Understand Teams and Communities better through Living Systems Theory

In this article I contend that you will have a much better understanding of social systems (teams, groups, networks and communities) if you start to look at them through the unique lens of the well-established philosophical principles of living systems know as autopoiesis.

Autopoiesis is the word!

I have introduced the theory of living systems developed by Maturana and Varela (technically known as autopoiesis) in previous articles.
In essence these two mould-breaking Chilean biologists argued that a living system should not be defined in terms of its attributes (e.g. growth or reproduction) which ran counter to the common practice of the time.
Maturana and Varela wanted to define living systems in a more philosophically independent way by suggesting that a living system is one “whose only products are itself” – which is actually massively profound if you think about it.
They went on to suggest that there are 4 key aspects of such a living system represented graphically in the symbol above:

The 4 components of a “living system”

The Boundary

Represented by the outer circle.

The Boundary of a living system is open to energy but closed to foreign materials – i.e. it’s a semi-porous boundary rather than a rigid boundary.

The Processes

Represented by the Arrow on the boundary to indicate that the boundary and the processes are one.

The boundary is the ‘being’ and the processes are the ‘doing’ of a living system.
Living Systems Theory suggests that a living system must have a complete set of processes within the system boundary to sustain itself – this is a crucial concept of sustainable systems design.

The Nervous System

Represented by the Inner Circle with the arrow.
The Nervous system is the connection between external events and the internal processes of the living system.

The Communication Channels

Represented by the two arrows outside the main circle.
This represents the 2-way communications between the living system and its external environment.

Living systems are “plastic” which means that they co-evolve through communications with other living systems and their external environment.
My favourite example of co-evolution is my feet and my shoes: my feet impact my shoes(wear) and my shoes impact my feet (blisters).

The 3 nested levels of system within a social system

I contend that we can apply living systems design to social systems.
This is still a much-debated topic in the living systems research community but the majority of people would broadly agree with the statement I just made.
Fritjof Capra, in his excellent and wide-ranging book “The Hidden Connections” eloquently argues the case that social systems such as organisations and networks are not just like living systems – they are living systems!
Now when we think of a social system there are really three nested systems:

  1. The Individuals
  2. The Groups the individuals belong to
  3. The System the Groups belong to

We have to apply Living Systems theory to each of these systems to determine if the overall system has the right components for sustainability.

Applying living systems concepts to social systems

For example if we apply the Living System concepts at an individual level within a social system I would interpret the system components as follows:

The Boundary
* Consider how well the individuals Identity and Reputation is defined and maintained?
* Consider how well the individual can manage both their Private space and their different kinds of Open Space (to the rest of the group and beyond)

The Processes
* Identify the processes which are available to each individual within the social system
* Establish if these processes form a complete set which meets the individuals needs (how do you know?)

The Nervous System
* Identify the Events the individual wants to be notified about plus any automated processes this should trigger
* Is there a complete mapping between Events and Processes or are there missing events or processes?
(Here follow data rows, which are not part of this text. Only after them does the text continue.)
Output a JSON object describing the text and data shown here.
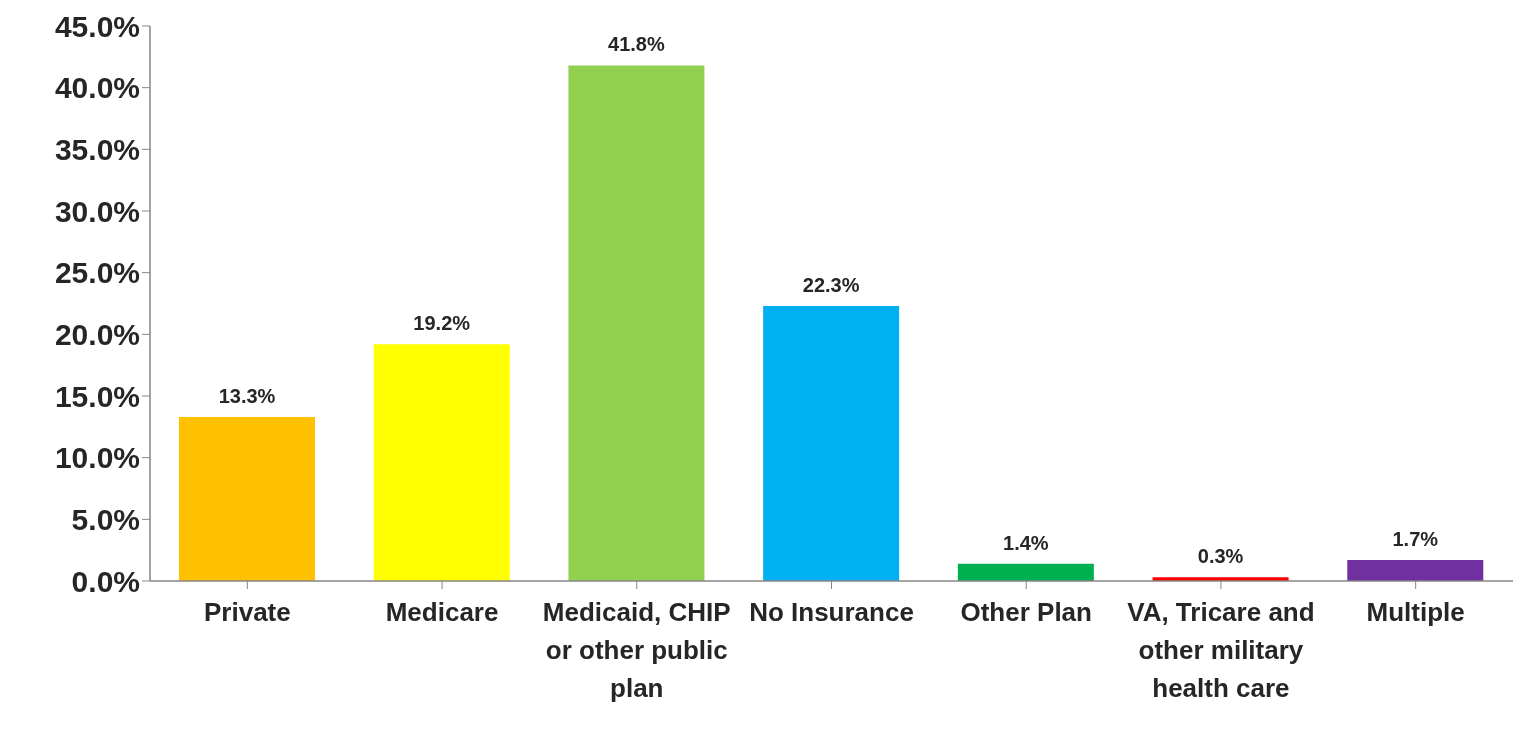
{
  "chart_data": {
    "type": "bar",
    "categories": [
      "Private",
      "Medicare",
      "Medicaid, CHIP or other public plan",
      "No Insurance",
      "Other Plan",
      "VA, Tricare and other military health care",
      "Multiple"
    ],
    "values": [
      13.3,
      19.2,
      41.8,
      22.3,
      1.4,
      0.3,
      1.7
    ],
    "colors": [
      "#ffc000",
      "#ffff00",
      "#92d050",
      "#00b0f0",
      "#00b050",
      "#ff0000",
      "#7030a0"
    ],
    "value_labels": [
      "13.3%",
      "19.2%",
      "41.8%",
      "22.3%",
      "1.4%",
      "0.3%",
      "1.7%"
    ],
    "ylim": [
      0,
      45
    ],
    "yticks": [
      {
        "value": 0,
        "label": "0.0%"
      },
      {
        "value": 5,
        "label": "5.0%"
      },
      {
        "value": 10,
        "label": "10.0%"
      },
      {
        "value": 15,
        "label": "15.0%"
      },
      {
        "value": 20,
        "label": "20.0%"
      },
      {
        "value": 25,
        "label": "25.0%"
      },
      {
        "value": 30,
        "label": "30.0%"
      },
      {
        "value": 35,
        "label": "35.0%"
      },
      {
        "value": 40,
        "label": "40.0%"
      },
      {
        "value": 45,
        "label": "45.0%"
      }
    ],
    "grid": false,
    "legend": false
  }
}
The Communication Channels
* Identify the channels by which the individual can communicate with the other individuals both within and outside their groups
* Are they sufficient and appropriate?

In a similar manner we can also interpret these concepts at the Group Level – in this case the 4 components each have different meanings.
For example: The Boundary is about the Identity of the Group and the rules by which individuals may participate in the group (e.g. categories of membership with their rights and obligations)

When we apply the Processes Component at the Group System Level it raises for me the question of roles in social networks and the interaction between them.
In Tom Quick’s (University College London) excellent Introduction to Autopoiesis Tom suggests that:

‘in crude terms a system is autopoietic if the bits and pieces of which it is composed interact with each other in such a way as to continually produce and maintain that set of bits and pieces and the relationships between them’.
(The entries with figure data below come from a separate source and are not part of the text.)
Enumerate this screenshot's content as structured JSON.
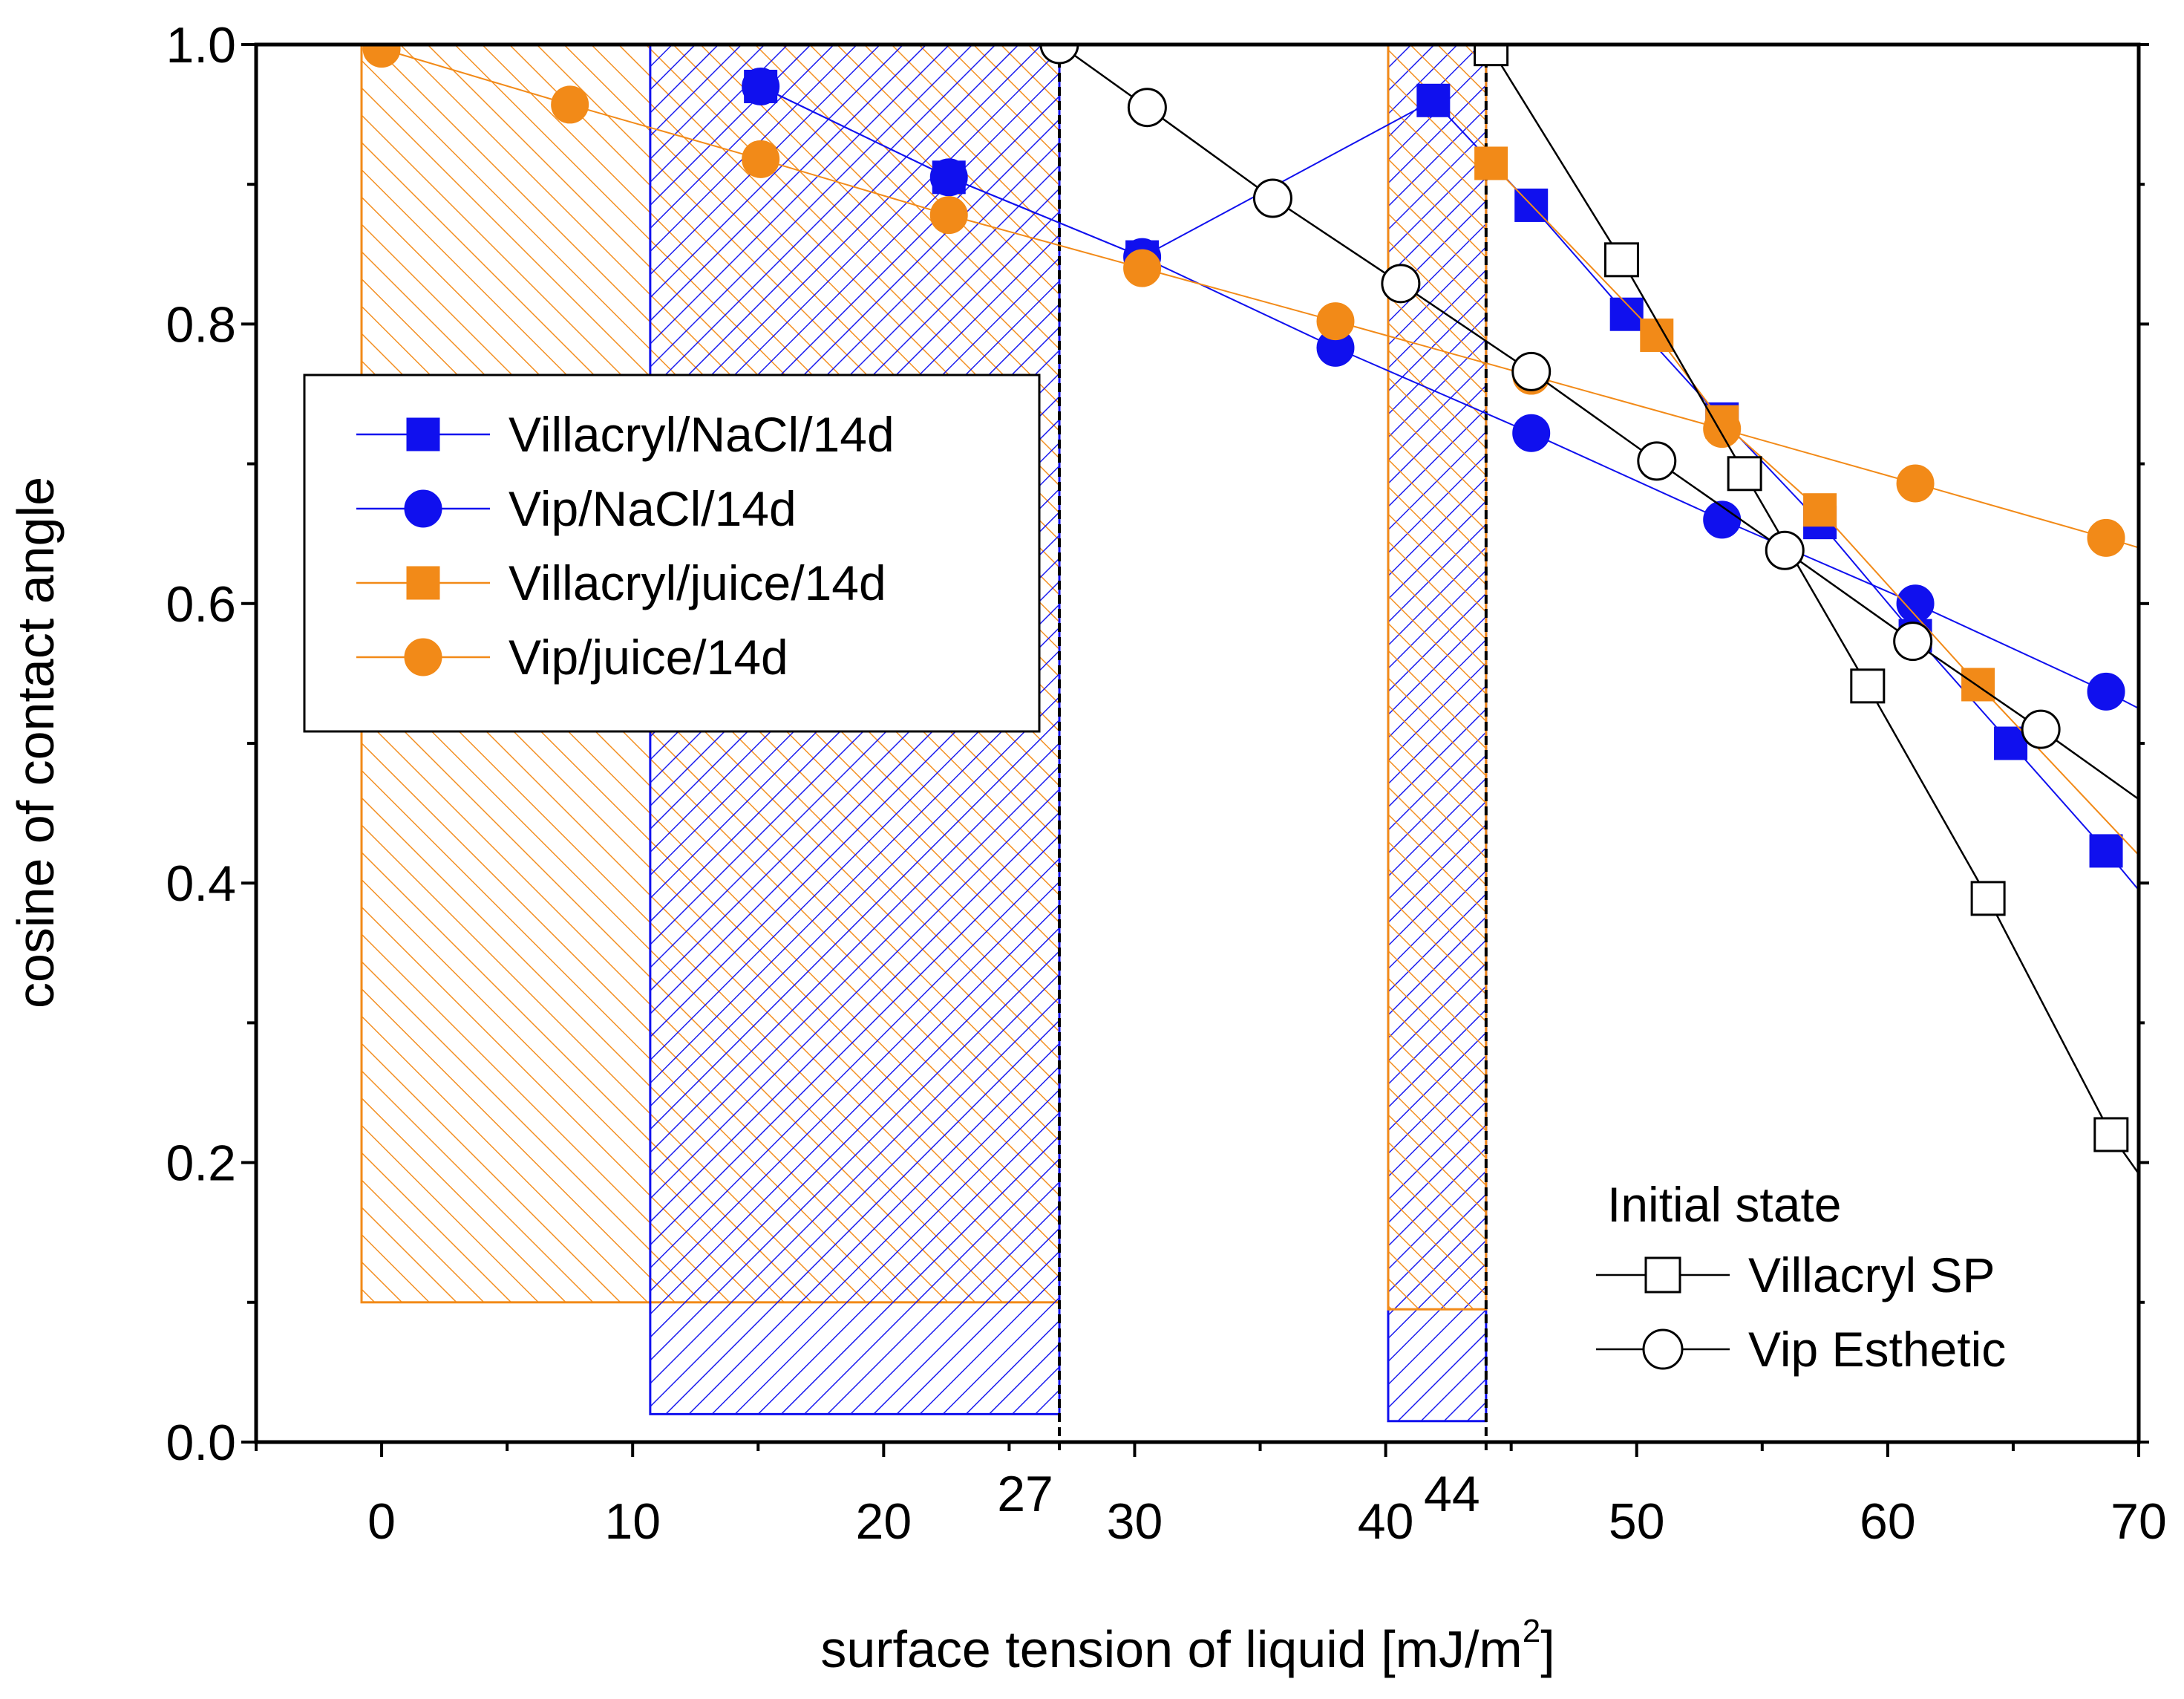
{
  "chart_data": {
    "type": "scatter",
    "title": "",
    "xlabel": "surface tension of liquid [mJ/m",
    "xlabel_sup": "2",
    "xlabel_end": "]",
    "ylabel": "cosine of contact angle",
    "xlim": [
      -5,
      70
    ],
    "ylim": [
      0,
      1
    ],
    "x_ticks": [
      "0",
      "10",
      "20",
      "30",
      "40",
      "50",
      "60",
      "70"
    ],
    "x_tick_values": [
      0,
      10,
      20,
      30,
      40,
      50,
      60,
      70
    ],
    "x_extra_ticks": [
      "27",
      "44"
    ],
    "x_extra_tick_values": [
      27,
      44
    ],
    "y_ticks": [
      "0.0",
      "0.2",
      "0.4",
      "0.6",
      "0.8",
      "1.0"
    ],
    "y_tick_values": [
      0,
      0.2,
      0.4,
      0.6,
      0.8,
      1.0
    ],
    "colors": {
      "blue": "#1010ee",
      "orange": "#f28a18",
      "black": "#000000"
    },
    "series": [
      {
        "name": "Villacryl/NaCl/14d",
        "marker": "square",
        "filled": true,
        "color": "#1010ee",
        "points": [
          [
            15.1,
            0.97
          ],
          [
            22.6,
            0.905
          ],
          [
            30.3,
            0.848
          ],
          [
            41.9,
            0.96
          ],
          [
            45.8,
            0.885
          ],
          [
            49.6,
            0.807
          ],
          [
            53.4,
            0.732
          ],
          [
            57.3,
            0.658
          ],
          [
            61.1,
            0.577
          ],
          [
            64.9,
            0.5
          ],
          [
            68.7,
            0.423
          ],
          [
            70,
            0.395
          ]
        ]
      },
      {
        "name": "Vip/NaCl/14d",
        "marker": "circle",
        "filled": true,
        "color": "#1010ee",
        "points": [
          [
            15.1,
            0.97
          ],
          [
            22.6,
            0.905
          ],
          [
            30.3,
            0.848
          ],
          [
            38.0,
            0.783
          ],
          [
            45.8,
            0.722
          ],
          [
            53.4,
            0.66
          ],
          [
            61.1,
            0.6
          ],
          [
            68.7,
            0.537
          ],
          [
            70,
            0.525
          ]
        ]
      },
      {
        "name": "Villacryl/juice/14d",
        "marker": "square",
        "filled": true,
        "color": "#f28a18",
        "points": [
          [
            44.2,
            0.915
          ],
          [
            50.8,
            0.792
          ],
          [
            53.4,
            0.73
          ],
          [
            57.3,
            0.667
          ],
          [
            63.6,
            0.542
          ],
          [
            70,
            0.42
          ]
        ]
      },
      {
        "name": "Vip/juice/14d",
        "marker": "circle",
        "filled": true,
        "color": "#f28a18",
        "points": [
          [
            0,
            0.997
          ],
          [
            7.5,
            0.957
          ],
          [
            15.1,
            0.918
          ],
          [
            22.6,
            0.878
          ],
          [
            30.3,
            0.84
          ],
          [
            38.0,
            0.802
          ],
          [
            45.8,
            0.763
          ],
          [
            53.4,
            0.725
          ],
          [
            61.1,
            0.686
          ],
          [
            68.7,
            0.647
          ],
          [
            70,
            0.64
          ]
        ]
      },
      {
        "name": "Villacryl SP",
        "marker": "square",
        "filled": false,
        "color": "#000000",
        "points": [
          [
            44.2,
            0.997
          ],
          [
            49.4,
            0.846
          ],
          [
            54.3,
            0.693
          ],
          [
            59.2,
            0.541
          ],
          [
            64.0,
            0.389
          ],
          [
            68.9,
            0.22
          ],
          [
            70,
            0.192
          ]
        ]
      },
      {
        "name": "Vip Esthetic",
        "marker": "circle",
        "filled": false,
        "color": "#000000",
        "points": [
          [
            27,
            1.0
          ],
          [
            30.5,
            0.955
          ],
          [
            35.5,
            0.89
          ],
          [
            40.6,
            0.829
          ],
          [
            45.8,
            0.766
          ],
          [
            50.8,
            0.702
          ],
          [
            55.9,
            0.638
          ],
          [
            61.0,
            0.573
          ],
          [
            66.1,
            0.51
          ],
          [
            70,
            0.46
          ]
        ]
      }
    ],
    "shaded_regions": [
      {
        "name": "orange-region-a",
        "x": [
          -0.8,
          27
        ],
        "y": [
          0.1,
          1.0
        ],
        "color": "#f28a18",
        "hatch": "diagonal"
      },
      {
        "name": "blue-region-a",
        "x": [
          10.7,
          27
        ],
        "y": [
          0.02,
          1.0
        ],
        "color": "#1010ee",
        "hatch": "back-diagonal"
      },
      {
        "name": "blue-region-b",
        "x": [
          40.1,
          44
        ],
        "y": [
          0.015,
          1.0
        ],
        "color": "#1010ee",
        "hatch": "back-diagonal"
      },
      {
        "name": "orange-region-b",
        "x": [
          40.1,
          44
        ],
        "y": [
          0.095,
          1.0
        ],
        "color": "#f28a18",
        "hatch": "diagonal"
      }
    ],
    "reference_lines": [
      27,
      44
    ],
    "legend_main": {
      "placement": "upper-left",
      "entries": [
        "Villacryl/NaCl/14d",
        "Vip/NaCl/14d",
        "Villacryl/juice/14d",
        "Vip/juice/14d"
      ]
    },
    "legend_initial": {
      "placement": "lower-right",
      "title": "Initial state",
      "entries": [
        "Villacryl SP",
        "Vip Esthetic"
      ]
    }
  }
}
A personal theory which I am developing, based on this concept (referred to the closure of the nervous system) proposes that:

1) Each role in a social network should be defined not in terms of its outputs or objectives but instead in terms of the transformations (and instantiations) it makes to the other roles in the system.

2) Collectively the role interactions should create a positive feedback loop in the sense that each role is fully defined in terms of its interactions with other roles.
Finally we can go on to interpret these 4 living system principles at the overall System or Ecosystem level….etc

So how healthy are your social systems?

I suggest that it if you take the time to review your  ‘social systems’ at all three levels using the four living system components to establish whether they meet the criteria for “living system” or not –  you might be in for some surprises!